The Social Security Deficit Explained
Alicia H. Munnell is a columnist for MarketWatch and director of the Center for Retirement Research at Boston College.
The bulk of the 2017 deficit was expected, the surprises have been more or less offsetting.
The 2017 Trustees Report says that the Social Security program faces a deficit over the next 75 years equal to 2.83 percent of taxable payrolls. That figure means that if payroll taxes were raised immediately by 2.83 percentage points – 1.42 percentage points each for the employee and the employer – the government would be able to pay the current package of benefits for everyone who reaches retirement age through 2091, with a one-year reserve at the end.
Figure 1 puts the 2017 deficit in perspective. In 1983 – the last year for any major legislation – the Trustees projected was a small surplus over the 75-year period (1983-2057). Almost immediately after that legislation, however, deficits appeared and increased markedly in the early 1990s, then dipped for a while, and then rose to around 2.7 percent where it has remained in the last six years.

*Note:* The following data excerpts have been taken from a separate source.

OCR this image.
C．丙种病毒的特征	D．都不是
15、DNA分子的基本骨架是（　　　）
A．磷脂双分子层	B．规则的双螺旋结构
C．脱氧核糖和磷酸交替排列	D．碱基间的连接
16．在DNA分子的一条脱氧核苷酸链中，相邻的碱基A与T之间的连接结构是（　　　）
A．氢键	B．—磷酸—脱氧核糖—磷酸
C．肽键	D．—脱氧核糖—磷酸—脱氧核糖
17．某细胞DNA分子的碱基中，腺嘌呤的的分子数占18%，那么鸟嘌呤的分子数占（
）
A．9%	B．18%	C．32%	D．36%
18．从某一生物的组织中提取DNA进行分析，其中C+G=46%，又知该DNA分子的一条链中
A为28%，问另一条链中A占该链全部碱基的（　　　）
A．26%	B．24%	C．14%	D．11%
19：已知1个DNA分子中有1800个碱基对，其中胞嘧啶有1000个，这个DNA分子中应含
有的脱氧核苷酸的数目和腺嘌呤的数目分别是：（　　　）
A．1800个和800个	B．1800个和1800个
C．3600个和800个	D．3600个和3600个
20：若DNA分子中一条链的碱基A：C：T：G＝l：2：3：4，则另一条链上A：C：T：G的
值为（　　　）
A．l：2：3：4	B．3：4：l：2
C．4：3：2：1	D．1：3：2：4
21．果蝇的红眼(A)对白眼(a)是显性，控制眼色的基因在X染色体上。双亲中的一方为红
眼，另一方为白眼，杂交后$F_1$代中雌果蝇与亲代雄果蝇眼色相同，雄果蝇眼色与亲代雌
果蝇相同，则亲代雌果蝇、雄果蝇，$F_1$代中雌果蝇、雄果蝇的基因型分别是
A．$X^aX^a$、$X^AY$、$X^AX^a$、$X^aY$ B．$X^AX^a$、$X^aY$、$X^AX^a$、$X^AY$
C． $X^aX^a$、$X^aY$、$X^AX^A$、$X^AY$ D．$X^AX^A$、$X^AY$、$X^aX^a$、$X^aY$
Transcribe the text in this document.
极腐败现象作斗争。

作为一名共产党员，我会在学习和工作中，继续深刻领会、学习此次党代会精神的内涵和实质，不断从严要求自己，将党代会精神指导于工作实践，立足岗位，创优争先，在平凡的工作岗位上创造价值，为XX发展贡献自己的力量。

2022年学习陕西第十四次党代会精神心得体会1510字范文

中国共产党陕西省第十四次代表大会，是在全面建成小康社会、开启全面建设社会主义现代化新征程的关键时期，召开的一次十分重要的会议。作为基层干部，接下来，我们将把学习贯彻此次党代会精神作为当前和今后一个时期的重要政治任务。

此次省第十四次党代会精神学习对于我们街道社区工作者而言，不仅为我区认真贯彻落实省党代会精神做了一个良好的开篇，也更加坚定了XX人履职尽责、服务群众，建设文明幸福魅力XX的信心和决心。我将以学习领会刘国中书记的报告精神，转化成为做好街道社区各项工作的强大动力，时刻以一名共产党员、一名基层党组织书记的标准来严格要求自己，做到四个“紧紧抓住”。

The question is why the program moved from a 75-year surplus of 0.02 percent of taxable payroll in 1983 to today’s 75-year deficit of 2.83 percent. As shown in the table below, the major reason for this swing is the impact of changing the valuation period. That is, the 1983 Report looked at the system’s finances over the period 1983-2057; the projection period for the 2017 Report is 2017-2091. Since Social Security costs are rising with the retirement of the baby boom, each time the valuation period moves out one year it picks up a year with a large negative balance. This moving the period forward is responsible for the bulk of today’s deficit – 1.97 of the 2.83 percent of taxable payroll.
The remainder of the increased actuarial deficit over the past 34 years is due to worsening of economic assumptions – primarily a decline in assumed productivity growth, the impact of the Great Recession, and increases in disability rolls. Offsetting the negative factors has been a reduction in the actuarial deficit due to changes in demographic assumptions – primarily higher mortality for women, minor legislative and regulatory changes, and methodological improvements.
The important point is that the surprises have been more or less offsetting, while the bulk of the deficit was expected.